Balblair
One of the prettiest distilleries.
Pulteney’s wash still has a massive boil bulb almost as large as the base of the still and a flat top. This helps to produce high levels of reflux and separate specific alcohols. The spirit still has both a purifier pipe and a very convoluted, coiling lyne arm. Again, reflux is maximised here, with that purifier conceivably adding oiliness to the character. Condensing takes place in worm tubs which add weight.
Old Pulteney (as the brand is named) demonstrates this balance between the heavy, leathery and oily, with a fragrant almost ozonic freshness.
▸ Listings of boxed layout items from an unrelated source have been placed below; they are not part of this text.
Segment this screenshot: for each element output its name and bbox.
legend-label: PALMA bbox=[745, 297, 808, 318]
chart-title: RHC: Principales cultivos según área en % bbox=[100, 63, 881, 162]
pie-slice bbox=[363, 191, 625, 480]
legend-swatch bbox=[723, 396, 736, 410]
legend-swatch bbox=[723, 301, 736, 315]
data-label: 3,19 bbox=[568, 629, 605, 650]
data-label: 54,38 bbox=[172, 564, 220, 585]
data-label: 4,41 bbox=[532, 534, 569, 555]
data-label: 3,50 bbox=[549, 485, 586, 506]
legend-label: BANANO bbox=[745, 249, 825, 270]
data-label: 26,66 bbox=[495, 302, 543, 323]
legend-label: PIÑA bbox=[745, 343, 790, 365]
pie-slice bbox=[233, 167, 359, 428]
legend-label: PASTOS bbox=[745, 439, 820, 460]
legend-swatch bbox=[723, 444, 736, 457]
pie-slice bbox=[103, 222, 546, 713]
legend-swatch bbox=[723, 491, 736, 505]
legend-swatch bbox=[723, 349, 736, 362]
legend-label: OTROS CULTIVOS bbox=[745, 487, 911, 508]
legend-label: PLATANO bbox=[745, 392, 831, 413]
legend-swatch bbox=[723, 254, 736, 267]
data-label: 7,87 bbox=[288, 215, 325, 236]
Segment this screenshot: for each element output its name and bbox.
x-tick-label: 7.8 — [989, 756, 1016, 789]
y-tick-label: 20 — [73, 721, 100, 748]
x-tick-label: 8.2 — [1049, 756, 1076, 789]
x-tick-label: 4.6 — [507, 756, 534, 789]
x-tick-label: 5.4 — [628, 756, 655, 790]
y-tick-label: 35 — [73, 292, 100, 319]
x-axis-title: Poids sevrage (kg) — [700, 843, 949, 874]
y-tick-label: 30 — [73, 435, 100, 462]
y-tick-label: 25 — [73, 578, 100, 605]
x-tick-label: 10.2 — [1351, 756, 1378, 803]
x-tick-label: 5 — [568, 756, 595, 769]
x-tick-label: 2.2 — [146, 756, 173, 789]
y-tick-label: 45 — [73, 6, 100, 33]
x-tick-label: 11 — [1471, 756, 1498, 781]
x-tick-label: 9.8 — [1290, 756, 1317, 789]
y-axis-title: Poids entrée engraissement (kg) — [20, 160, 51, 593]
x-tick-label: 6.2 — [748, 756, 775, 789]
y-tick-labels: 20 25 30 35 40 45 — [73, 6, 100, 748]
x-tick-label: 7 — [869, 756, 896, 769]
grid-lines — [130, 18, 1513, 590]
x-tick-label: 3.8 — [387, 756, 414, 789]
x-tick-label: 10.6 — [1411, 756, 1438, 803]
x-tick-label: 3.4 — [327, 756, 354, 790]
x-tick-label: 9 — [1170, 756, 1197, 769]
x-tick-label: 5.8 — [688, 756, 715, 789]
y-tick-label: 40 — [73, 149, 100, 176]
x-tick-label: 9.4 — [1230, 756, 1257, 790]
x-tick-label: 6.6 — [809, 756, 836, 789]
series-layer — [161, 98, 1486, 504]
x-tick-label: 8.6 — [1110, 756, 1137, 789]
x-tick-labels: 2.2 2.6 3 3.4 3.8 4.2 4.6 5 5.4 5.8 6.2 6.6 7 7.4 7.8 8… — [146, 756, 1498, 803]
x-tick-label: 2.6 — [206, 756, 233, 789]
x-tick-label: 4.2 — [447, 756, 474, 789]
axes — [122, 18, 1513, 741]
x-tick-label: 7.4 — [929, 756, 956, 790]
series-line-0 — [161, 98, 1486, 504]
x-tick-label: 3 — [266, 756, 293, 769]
From the late 18th century until the start of WWI, the northern port of Wick was the capital of the herring trade. Its huge harbour was built in 1808 and a decade later 822 boats were operating out of the port. By 1860 that number had risen to over 1,000.
This explosion in trade in turn necessitated housing and in 1810 Thomas Telford built a new town on the south bank of the river which he named Pulteneytown after Sir William Pulteney MP, who as head of the Fisheries Board was instrumental in Wick’s expansion.
This rapid increase in population then, inevitably, cried out for a distillery and in 1825, James Henderson, who had been distilling out of sight of the law in Stemster, moved into Pulteneytown and started making whisky.
The Henderson family retained ownership for almost a century before selling in 1920 to Jas. Watson of Dundee. Two years later under the influence of an American evangelist, the Wick town council voted to make the town a ‘dry’ one with no sales of alcohol permitted. Whether this had any influence on Graham is unclear, but in 1924 Old Pulteney had been passed on to John Dewar & Sons and from there was brought within DCL. The distillery remained in production until 1930 when a downturn in the market forced it to close.
Its doors re-opened in 1951 – four years after Wick’s ‘Prohibition’ ended – when local businessman Robert ‘Bertie’ Cumming bought it. He sold it and his other distillery, Balblair, to Canadian giant Hiram Walker in 1955 and from there through a series of mergers it ended up in the Allied Distillers’ stable. When Allied sold it and Balblair to Inver House in 1995 it was in dire need of repair.
Since then, the distillery has been renovated, a visitors’ centre has opened and the Old Pulteney brand has been successfully established.